Reiner sogghignò. «Vogliamo parlare dell'alveare?»
Beatris sussultò e, se possibile, arrossì ancora di più. «Pensavo fosse disabitato! Sasha sarebbe impazzita di felicità se le avessi portato quel miele, volevo solo fare qualcosa di carino per lei».
«Durante un'esercitazione col movimento tridimensionale?»
«Quando avrei avuto occasione di tornarci, altrimenti?»
«Sei stata disposta a lasciar perdere il tuo addestramento per fare un regalo a un'amica?»
«Avrei... recuperato dopo» mormorò.
«Meno male sono riuscito a vederti prima che facessi follie, altrimenti quelle api ti avrebbero massacrata».
«E invece hanno massacrato te» si abbatté lei, prima di aggiungere, speranzosa: «Però poi sono venuta ad aiutarti a curare le punture, per scusarmi».
«Santo cielo, Tris» sospirò Reiner, ma non riuscì a trattenersi dal sorridere divertito da quel ricordo. «Sei entrata nel dormitorio maschile dopo il suono della campana e non hai nemmeno bussato! Jean era praticamente in mutande e hai rischiato di prenderti un'altra strigliata da Shadis, se solo ti avesse scoperto».
«Non mi sono accorta di Jean» confessò lei candidamente e ancora Reiner sospirò, rassegnato ma divertito. «Lo so, eri troppo concentrata a togliermi i pungiglioni dalla schiena».
«Volevo scusarmi» mormorò, sempre più rattristata sentendosi spiattellare davanti tutte quelle colpe. Lei lo faceva sempre con innocenza, le balenava in mente qualcosa, lo faceva e puntualmente finiva nei guai o metteva nei guai gli altri. Anche prima dell'accademia era stato così, Mikasa non aveva mai fatto altro che rincorrerla ed evitare che si facesse del male. Ora la responsabilità della sua salute se l'era indirettamente divisa con Reiner, che chissà per quale motivo l'aveva presa sotto la sua ala, e Mikasa poteva concentrarsi un po' più su se stessa e su Eren. Ma Reiner non era bravo come Mikasa ad evitare i guai, ne veniva anzi trascinato a fondo insieme a Beatris, e puntualmente se ne prendeva la responsabilità. Si sentiva come una bambina che aveva bisogno della balia, era così triste... eppure non aveva voluto mai altro, nella vita, che imparare ad essere migliore. «Sei stato persino costretto a dover chiedere tu scusa a Shadis per entrambi, quando ci ha sgridati, e sei finito in punizione insieme a me... un'altra volta».
«Perché non fai che paralizzarti. Di fronte a Shadis smetti persino di respirare, non sai mai cosa inventarti. Faccio solo quello che credo giusto».
Beatris sospirò e si appoggiò alla staccionata di fianco a lui. «Ti sei sempre fatto carico delle mie responsabilità, da quando siamo qui dentro, perché io non sono mai riuscita a farlo.

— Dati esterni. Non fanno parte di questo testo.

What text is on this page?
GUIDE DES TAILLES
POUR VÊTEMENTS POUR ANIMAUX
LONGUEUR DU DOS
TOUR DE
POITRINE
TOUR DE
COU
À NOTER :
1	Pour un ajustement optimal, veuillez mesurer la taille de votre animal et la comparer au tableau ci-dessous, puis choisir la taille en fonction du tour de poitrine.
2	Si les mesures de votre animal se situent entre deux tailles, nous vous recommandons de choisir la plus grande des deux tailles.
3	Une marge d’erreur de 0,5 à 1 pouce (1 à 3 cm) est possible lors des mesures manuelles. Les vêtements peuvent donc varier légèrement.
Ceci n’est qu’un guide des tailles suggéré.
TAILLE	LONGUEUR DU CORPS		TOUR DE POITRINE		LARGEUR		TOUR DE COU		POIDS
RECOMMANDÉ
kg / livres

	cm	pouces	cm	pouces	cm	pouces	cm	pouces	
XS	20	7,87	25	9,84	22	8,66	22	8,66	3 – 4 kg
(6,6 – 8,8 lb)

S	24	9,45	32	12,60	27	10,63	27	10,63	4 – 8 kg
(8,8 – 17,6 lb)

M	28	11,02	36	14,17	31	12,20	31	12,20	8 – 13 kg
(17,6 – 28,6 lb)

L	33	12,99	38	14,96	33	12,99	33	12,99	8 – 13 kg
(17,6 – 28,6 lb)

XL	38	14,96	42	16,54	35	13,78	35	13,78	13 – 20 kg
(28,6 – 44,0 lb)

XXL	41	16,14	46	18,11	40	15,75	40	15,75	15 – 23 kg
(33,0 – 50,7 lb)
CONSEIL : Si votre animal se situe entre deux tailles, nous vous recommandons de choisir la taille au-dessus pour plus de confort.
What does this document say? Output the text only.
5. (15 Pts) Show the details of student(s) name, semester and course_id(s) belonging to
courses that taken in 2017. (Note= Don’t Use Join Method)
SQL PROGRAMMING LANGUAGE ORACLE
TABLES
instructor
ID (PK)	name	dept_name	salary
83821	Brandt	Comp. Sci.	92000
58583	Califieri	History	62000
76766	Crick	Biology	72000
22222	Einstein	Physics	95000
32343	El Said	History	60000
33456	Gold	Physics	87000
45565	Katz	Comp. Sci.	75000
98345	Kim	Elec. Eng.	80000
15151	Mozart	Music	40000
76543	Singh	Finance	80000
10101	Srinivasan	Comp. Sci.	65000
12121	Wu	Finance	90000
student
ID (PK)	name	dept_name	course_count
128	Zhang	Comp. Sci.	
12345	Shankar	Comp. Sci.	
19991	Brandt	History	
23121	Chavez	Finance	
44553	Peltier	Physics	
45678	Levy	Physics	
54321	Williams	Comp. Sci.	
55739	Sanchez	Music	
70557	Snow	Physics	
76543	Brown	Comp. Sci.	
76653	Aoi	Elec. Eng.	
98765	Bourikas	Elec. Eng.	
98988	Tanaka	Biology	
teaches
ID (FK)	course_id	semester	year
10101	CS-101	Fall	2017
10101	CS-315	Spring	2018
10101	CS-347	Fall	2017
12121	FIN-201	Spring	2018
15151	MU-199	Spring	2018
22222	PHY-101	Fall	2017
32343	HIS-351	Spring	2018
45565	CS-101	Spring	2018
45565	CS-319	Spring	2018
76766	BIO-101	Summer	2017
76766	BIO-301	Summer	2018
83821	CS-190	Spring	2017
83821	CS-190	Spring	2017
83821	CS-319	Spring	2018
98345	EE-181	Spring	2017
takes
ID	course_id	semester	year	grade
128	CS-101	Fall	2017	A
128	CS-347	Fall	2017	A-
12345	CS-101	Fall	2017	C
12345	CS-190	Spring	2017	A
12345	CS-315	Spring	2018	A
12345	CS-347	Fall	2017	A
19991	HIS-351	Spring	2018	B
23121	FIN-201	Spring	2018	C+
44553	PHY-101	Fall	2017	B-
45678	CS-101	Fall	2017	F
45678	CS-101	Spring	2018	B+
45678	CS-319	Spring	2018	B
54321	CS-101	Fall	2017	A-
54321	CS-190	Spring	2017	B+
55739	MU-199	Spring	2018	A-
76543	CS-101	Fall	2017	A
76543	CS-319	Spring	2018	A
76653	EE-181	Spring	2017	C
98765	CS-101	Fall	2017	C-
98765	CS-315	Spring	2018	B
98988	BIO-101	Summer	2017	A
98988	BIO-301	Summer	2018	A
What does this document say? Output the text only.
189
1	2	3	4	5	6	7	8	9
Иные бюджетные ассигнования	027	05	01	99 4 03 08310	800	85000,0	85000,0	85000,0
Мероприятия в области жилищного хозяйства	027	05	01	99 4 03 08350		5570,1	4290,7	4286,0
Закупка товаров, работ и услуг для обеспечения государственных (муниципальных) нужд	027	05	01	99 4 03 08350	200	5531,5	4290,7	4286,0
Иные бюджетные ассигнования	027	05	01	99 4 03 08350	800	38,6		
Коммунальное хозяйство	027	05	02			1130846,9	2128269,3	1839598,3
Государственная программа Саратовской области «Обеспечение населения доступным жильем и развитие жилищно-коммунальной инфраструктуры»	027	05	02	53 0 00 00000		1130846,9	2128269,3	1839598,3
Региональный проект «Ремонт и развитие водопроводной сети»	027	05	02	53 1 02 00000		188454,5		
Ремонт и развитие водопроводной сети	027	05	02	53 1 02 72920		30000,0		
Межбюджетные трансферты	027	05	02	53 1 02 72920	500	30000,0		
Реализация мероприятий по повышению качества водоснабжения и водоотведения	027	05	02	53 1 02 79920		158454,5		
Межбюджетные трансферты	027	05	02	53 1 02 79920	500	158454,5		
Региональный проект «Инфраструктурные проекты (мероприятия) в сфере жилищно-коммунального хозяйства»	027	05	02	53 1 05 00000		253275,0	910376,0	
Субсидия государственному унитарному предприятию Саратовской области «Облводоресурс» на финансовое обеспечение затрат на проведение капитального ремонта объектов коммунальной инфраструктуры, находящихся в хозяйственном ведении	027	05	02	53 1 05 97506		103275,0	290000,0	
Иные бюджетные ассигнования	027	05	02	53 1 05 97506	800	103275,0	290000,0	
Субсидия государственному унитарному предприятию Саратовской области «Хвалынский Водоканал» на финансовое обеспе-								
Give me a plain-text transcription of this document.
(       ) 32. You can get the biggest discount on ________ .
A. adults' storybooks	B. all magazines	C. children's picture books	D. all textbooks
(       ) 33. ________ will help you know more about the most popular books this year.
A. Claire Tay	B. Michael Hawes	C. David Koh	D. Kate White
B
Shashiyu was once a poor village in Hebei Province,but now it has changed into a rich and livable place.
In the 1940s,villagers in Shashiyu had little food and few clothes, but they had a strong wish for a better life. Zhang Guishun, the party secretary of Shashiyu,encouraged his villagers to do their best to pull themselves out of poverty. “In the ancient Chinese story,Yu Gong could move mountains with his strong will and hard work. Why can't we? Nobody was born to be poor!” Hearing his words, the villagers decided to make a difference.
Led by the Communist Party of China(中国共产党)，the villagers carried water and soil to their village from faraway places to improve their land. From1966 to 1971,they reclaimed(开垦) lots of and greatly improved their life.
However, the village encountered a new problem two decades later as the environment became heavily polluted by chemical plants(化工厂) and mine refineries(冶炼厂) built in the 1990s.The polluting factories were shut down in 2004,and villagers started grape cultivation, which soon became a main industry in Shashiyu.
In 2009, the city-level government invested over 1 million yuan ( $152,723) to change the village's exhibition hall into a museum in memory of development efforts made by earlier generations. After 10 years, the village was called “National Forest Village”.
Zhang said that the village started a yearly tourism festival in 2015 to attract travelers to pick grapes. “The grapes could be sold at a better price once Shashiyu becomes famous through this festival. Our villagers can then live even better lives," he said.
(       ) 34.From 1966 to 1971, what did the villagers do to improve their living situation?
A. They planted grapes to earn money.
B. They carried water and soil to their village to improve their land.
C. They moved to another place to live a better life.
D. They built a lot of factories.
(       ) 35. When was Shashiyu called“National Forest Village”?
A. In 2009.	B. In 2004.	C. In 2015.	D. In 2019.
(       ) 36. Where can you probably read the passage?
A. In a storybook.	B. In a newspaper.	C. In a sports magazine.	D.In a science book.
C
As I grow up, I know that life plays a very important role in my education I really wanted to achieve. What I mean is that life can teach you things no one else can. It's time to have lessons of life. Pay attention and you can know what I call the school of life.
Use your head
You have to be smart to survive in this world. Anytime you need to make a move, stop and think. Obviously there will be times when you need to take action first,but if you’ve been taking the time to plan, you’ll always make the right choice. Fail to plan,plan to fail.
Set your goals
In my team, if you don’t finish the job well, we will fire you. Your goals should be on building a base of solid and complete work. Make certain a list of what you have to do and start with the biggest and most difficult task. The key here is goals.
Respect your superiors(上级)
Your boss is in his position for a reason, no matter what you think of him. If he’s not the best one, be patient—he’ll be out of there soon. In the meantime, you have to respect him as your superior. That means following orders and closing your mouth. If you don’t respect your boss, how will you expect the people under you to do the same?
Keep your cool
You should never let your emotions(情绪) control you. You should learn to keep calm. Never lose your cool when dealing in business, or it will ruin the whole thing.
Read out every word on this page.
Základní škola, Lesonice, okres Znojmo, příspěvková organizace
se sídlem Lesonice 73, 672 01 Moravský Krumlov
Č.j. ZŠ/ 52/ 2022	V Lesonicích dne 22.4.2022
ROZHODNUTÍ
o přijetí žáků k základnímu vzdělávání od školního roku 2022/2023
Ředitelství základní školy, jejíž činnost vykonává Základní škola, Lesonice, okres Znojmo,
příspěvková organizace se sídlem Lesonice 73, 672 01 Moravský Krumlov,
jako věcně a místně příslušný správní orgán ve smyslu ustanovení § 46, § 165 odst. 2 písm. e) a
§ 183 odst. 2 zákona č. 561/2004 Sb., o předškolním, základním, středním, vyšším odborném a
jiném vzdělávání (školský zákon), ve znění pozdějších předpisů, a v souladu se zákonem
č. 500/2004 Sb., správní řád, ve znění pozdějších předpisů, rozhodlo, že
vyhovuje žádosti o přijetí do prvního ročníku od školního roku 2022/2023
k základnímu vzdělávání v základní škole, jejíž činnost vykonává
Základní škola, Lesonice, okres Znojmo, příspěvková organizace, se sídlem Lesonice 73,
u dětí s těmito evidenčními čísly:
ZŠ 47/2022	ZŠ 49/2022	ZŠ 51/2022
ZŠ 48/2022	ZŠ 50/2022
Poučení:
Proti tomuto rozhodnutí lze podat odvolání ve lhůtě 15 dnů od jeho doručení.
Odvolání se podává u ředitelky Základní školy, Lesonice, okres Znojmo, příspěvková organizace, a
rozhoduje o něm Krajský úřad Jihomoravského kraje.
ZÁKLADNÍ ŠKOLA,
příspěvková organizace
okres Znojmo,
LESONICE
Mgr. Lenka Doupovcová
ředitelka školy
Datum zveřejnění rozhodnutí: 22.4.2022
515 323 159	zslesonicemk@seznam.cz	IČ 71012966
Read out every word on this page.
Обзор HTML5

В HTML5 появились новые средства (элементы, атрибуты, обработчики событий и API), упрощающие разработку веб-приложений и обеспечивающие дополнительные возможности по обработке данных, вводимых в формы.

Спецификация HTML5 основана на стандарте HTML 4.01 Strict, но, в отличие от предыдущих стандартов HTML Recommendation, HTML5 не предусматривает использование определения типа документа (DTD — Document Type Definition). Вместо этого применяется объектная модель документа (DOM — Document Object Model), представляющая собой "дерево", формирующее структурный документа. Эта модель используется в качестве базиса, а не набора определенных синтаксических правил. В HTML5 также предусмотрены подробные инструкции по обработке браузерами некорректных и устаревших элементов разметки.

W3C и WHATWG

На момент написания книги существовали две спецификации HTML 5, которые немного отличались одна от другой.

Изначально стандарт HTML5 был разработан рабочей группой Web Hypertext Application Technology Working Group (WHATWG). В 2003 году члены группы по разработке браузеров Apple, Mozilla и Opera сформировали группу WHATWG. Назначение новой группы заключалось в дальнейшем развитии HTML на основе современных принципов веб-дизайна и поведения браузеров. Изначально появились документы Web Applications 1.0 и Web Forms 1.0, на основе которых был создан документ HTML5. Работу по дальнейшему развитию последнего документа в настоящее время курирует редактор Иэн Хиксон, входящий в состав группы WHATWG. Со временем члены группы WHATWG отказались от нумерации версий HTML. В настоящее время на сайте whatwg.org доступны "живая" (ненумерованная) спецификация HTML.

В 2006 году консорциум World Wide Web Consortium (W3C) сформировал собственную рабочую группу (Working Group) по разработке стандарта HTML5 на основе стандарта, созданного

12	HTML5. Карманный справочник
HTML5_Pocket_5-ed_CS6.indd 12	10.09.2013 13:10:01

Qualcun altro avrebbe pensato che sono davvero stupida».
«Ma io lo penso» disse repentino Reiner e Beatris sussultò, fulminandolo: «Cosa?! E perché sei mio amico, allora?!»
«Perché...» e qualcosa di strano e invisibile sembrò disegnarsi di fronte agli occhi di Reiner. Era come se avesse appena catturato un ricordo o un pensiero, come una farfalla, a mani nude, e non era intenzionato a lasciarlo andare tanto facilmente. C'era qualcosa di caldo, di felice, nel suo sguardo. Una malinconia avvolgente e infine decise di confessare quel crimine che da mesi aveva tenuto per sé.
«Perché ti ho sentita cantare» disse sorridendo dolcemente.
«Eh?» mormorò Beatris, arrossendo lievemente. Quando l'aveva sentita? Di cosa parlava?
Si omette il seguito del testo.